Ne Tüte Kaffee ist da mehr wert wie diese Rolle.


----------



## Andal (2. Mai 2017)

*AW: Askari und Kogha Ruten*

Ruten aus dem Haus hatte ich schon einige in der Hand. Von "damit kann man einen Fisch fangen" bis hin zu "gar nicht übel, wirklich überhaupt nicht übel" war alles dabei. Aber alles durchweg brauchbares Werkzeug.

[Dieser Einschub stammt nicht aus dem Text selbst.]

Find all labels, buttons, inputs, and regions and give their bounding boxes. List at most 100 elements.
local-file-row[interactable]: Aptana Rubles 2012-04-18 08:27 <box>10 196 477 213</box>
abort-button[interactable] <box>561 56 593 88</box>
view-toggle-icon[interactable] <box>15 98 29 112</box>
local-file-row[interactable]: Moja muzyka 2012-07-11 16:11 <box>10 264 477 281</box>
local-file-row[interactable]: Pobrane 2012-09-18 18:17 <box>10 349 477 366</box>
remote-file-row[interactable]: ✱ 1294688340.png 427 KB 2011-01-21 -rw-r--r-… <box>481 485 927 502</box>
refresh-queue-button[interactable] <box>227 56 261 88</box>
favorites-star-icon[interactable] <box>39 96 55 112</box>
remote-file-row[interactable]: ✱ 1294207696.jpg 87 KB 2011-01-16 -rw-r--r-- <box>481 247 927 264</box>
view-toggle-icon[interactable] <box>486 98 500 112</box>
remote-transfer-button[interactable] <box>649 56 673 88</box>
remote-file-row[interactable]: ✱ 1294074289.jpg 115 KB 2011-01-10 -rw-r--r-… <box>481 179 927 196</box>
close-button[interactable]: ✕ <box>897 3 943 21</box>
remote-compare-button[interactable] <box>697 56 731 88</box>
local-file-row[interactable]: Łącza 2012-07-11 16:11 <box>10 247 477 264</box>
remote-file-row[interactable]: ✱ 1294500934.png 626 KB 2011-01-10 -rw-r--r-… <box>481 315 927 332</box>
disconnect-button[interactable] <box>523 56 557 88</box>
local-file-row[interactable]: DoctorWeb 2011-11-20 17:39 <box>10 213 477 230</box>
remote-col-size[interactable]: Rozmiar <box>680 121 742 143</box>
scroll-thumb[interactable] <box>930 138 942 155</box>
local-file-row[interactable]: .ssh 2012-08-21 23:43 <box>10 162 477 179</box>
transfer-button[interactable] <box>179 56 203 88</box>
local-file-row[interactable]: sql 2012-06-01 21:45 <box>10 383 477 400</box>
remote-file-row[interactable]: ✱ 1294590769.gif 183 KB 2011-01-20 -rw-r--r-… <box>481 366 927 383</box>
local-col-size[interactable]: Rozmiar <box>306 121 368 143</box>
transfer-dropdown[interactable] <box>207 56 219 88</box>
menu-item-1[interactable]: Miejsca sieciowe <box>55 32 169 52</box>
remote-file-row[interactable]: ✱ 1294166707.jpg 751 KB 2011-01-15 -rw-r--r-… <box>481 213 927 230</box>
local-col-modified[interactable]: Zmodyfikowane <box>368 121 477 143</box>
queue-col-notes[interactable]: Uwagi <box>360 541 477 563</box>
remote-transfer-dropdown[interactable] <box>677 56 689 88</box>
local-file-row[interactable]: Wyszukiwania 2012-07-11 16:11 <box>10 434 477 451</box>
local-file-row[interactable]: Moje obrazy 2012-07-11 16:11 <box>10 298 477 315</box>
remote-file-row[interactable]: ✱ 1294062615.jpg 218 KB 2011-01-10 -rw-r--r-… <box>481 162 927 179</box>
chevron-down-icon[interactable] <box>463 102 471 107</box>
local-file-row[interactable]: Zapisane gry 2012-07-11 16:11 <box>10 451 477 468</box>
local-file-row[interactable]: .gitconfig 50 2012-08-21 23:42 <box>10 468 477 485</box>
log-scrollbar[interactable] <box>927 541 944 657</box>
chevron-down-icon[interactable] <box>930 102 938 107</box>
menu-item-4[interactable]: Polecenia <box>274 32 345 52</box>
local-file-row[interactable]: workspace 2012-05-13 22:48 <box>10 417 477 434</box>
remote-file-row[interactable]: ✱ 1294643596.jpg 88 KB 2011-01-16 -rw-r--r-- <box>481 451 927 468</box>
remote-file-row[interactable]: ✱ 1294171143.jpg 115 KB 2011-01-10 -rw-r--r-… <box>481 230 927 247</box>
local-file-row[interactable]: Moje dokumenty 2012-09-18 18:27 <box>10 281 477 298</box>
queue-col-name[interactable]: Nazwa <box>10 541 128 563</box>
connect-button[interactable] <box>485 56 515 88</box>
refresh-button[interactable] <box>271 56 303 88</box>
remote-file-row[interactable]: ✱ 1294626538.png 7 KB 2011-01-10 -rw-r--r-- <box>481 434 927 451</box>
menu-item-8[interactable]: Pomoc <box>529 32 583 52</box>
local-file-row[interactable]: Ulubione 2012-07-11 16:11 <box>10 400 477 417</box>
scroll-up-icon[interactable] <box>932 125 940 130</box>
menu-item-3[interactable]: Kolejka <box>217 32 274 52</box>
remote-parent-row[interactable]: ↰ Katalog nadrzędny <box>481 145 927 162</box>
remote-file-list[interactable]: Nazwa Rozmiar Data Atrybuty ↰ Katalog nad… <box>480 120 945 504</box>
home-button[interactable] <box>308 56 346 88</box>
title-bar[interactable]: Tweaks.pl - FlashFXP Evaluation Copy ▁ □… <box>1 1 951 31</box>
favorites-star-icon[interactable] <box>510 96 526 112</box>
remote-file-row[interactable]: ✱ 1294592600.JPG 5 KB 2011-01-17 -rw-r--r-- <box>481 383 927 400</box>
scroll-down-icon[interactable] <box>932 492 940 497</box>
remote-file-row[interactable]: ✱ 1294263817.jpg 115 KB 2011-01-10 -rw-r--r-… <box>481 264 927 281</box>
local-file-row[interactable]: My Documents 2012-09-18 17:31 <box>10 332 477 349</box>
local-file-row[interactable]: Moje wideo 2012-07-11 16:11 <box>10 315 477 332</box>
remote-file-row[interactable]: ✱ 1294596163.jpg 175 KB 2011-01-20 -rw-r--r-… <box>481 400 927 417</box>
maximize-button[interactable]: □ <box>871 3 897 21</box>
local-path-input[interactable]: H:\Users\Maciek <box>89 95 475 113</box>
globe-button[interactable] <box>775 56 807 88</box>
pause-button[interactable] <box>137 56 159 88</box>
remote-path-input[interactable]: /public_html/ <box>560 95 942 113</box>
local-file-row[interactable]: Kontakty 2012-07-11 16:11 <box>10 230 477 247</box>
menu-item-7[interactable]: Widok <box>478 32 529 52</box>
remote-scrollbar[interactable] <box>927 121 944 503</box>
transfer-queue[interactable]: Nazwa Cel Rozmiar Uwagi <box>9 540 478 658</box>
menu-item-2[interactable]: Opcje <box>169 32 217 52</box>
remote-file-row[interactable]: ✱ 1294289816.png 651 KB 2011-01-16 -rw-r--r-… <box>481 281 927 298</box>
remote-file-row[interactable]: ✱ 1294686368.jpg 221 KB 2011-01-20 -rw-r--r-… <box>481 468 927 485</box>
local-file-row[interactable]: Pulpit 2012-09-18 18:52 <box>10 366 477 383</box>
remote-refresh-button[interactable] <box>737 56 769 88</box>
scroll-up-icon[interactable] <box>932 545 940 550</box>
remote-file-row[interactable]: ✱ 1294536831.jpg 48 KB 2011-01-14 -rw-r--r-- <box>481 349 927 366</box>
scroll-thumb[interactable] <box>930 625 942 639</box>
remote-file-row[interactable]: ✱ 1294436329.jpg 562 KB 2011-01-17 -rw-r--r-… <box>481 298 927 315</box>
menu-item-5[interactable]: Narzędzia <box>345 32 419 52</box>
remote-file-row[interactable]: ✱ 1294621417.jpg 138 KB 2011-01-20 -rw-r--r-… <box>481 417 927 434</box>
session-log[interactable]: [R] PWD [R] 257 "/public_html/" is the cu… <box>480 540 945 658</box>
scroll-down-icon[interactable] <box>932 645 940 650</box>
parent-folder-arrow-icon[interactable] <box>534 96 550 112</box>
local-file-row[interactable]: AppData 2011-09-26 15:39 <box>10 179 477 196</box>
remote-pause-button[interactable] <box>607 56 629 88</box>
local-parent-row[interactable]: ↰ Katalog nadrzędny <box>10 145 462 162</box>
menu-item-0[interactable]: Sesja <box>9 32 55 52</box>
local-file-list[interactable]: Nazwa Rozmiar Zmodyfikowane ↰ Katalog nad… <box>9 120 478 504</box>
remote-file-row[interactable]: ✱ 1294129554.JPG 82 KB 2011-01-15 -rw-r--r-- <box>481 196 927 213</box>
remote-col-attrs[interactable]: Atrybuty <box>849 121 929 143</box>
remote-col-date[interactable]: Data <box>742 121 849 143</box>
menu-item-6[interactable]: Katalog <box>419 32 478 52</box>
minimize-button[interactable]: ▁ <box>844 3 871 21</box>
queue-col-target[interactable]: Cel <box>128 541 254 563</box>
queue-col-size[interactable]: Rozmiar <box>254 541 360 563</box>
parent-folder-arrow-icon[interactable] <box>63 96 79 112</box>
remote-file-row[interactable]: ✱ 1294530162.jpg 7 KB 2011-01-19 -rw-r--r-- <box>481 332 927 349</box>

Rollen würde ich dort aber keine kaufen und der Service des Hauses ist so legendär, dass sich mir die Frage nach Askari, Kogha, Salmo und wie die ganzen Hausmarken sowieso nie stellen wird.


----------



## NotEvenANibble (2. Mai 2017)

*AW: Askari und Kogha Ruten*



Bimmelrudi schrieb:


> Nur von allein springt der Fisch auch nicht in den Kescher nach dem Biss, den mußte dann auch schon drillen.
> Ob das mit der Rolle Spaß macht (und auch wie lange das Teil hält), wag ich zu bezweifeln.
> Ist für mich eher ne Kinderausrüstung.
> 
> ...




Die Rolle und Köder werden sowieso entsorgt. Habe eine gebrauchte Quantum 510FD gebraucht gekauft. Als köder kommen sowieso nur Keitechs in Frage.  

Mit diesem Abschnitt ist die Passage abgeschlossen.